As You Like It is traditionally a play about young love. Of the four couples who get married in it, three were smitten the moment they first laid eyes on each other. And Phebe’s Marlowe-inspired exclamation, ‘Who ever loved that loved not at first sight?’ captures not just the joy of love, but the thrill of experiencing it for the first time, eyes locked across a sweaty disco floor.
It’s all the more surprising, and remarkable, therefore, that the RSC’s latest iteration turns that principle on its head, and doesn’t just succeed, but reveals new tones, shades of meaning, expanses of joy and corners of poignancy in the process.
This As You Like It is performed by a troupe of gracefully aging thespians (supported by a gaggle of young helpers in minor roles). But if that were all it was then the point of the production would be disappointingly limited. It would effectively just be saying, ‘Old actors can play young roles too, you know’, to which the answer would be, ‘Yes, we know.’ Ian McKellen’s Hamlet and Derek Jacobi’s Mercutio are two recent examples (although it’s arguable that Jacobi’s attempt proved the exact opposite – but that’s another discussion). In Omar Elerian’s production the setup is more complex and intriguing: they aren’t just old actors: they are actors who all took part in a production of As You Like It in 1978, and are having a reunion to reprise their roles. To underscore this point, it’s explained at the start that in the intervening years one of the cast (who played the old retainer Adam) has died, and his role will be taken by an old coat.
It’s a multi-layered illusion: the reunion is a fiction. We are watching actors playing actors playing characters that are themselves recreations of characters from the past, just as in the play itself, Rosalind would in Shakespeare’s day have been played by a man playing a woman playing a man pretending to be a woman.
So as well as being performed by older actors, these roles are also memories: reincarnations of triumphs from four decades ago. And they feel as though they have matured over the years, like a fine wine. Orlando and Rosalind still have the buzz of young love, but here that love is deepened by an accompanying aura of wisdom and experience. The overall effect is one of combined nostalgia and giddy excitement. And Shakespeare’s lines sound every bit as good coming out of Geraldine James at 72 as they did from Pippa Nixon in her 30s or Juliet Stevenson in her 20s. This production is not age-blind; it’s age-acknowledging, age-focussed. And it proves that skill and talent are the prime requirements for performing Shakespeare – not an arbitrary allegiance to years spent alive.
Normally I wince when comic characters in Shakespeare start talking in modern English – and especially when they get most of their laughs from their own added lines. But in this case it made perfect sense. Michael Bertenshaw (Oliver) began the show out of character, explaining the concept; the set was a plain rehearsal room; and Touchstone introduced himself as ‘James Hayes, classical actor’. We were one remove from the text, so newly minted interpolations felt natural – and Hayes was one of the funniest deadpan Touchstones I’ve ever seen, his lantern jaw and stumbling elegance recalling another comedy icon from the 70s, Tommy Cooper.
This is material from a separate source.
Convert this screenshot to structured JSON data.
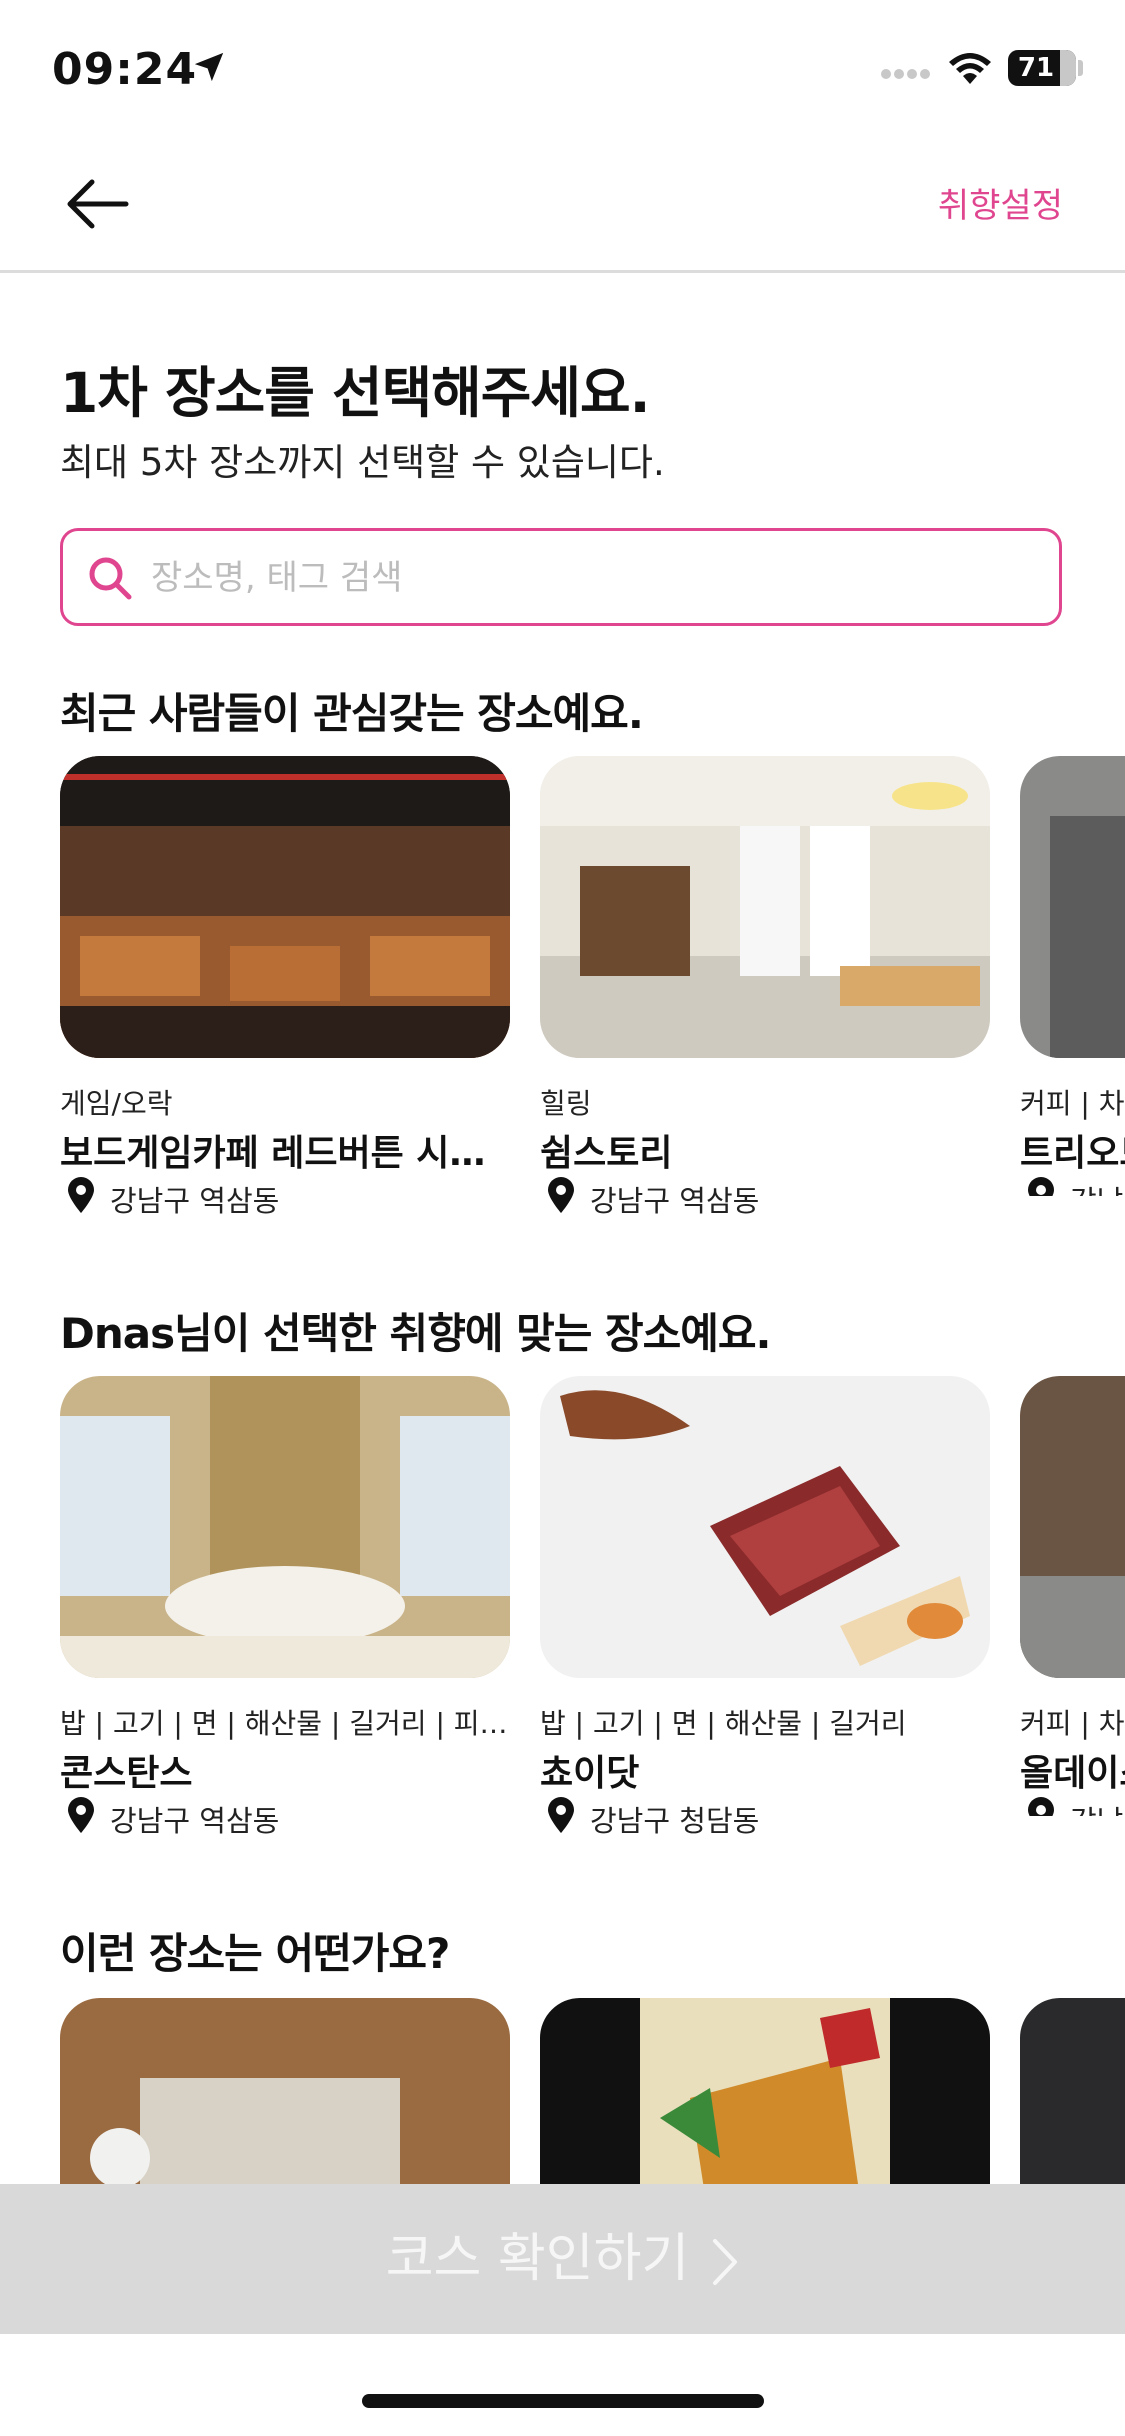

As a climax to the first half, the cast sing Blow, blow thou winter wind accompanied by a band of old rockers – with a blistering guitar solo from a guy who played on John Lennon’s Imagine album. It’s as if every aspect of the show continues the theme of youth’s continuity and blossoming in age.
I wasn’t entirely convinced by some of the staging. The more elaborate technical set-pieces, like the huge gantry carrying the band down from the sky, or the gorily realistic dead stag, seemed out of touch with the simple and convincing notion of the plain rehearsal room – and they also detracted from the gut-punch of the final moments. But I loved the touch of lowering a couple of strip-lights and using them as swings in a conscious nod to another memory from half a century ago, the Peter Brook Midsummer Night’s Dream. This wasn’t reference for reference’s sake: it was another call back to youthful memories, reimagined for today.
Elerian saves his biggest coup de théâtre for the final scene. In place of Hymen’s appearance, the deus ex machina in this production comes when the rehearsal-room background is wrenched away to reveal a full, lush, verdant Forest of Arden, and we hear the voices of the cast from forty years ago reciting the same lines their older selves have just delivered. It’s poignant and breathtakingly beautiful – and also makes the point that this As You Like It isn’t about ‘young’ versus ‘old’. They are united, and age can neither wither nor stale this timeless text. In that enchanted place on the top of the forest, a Duke and his friends will always be playing.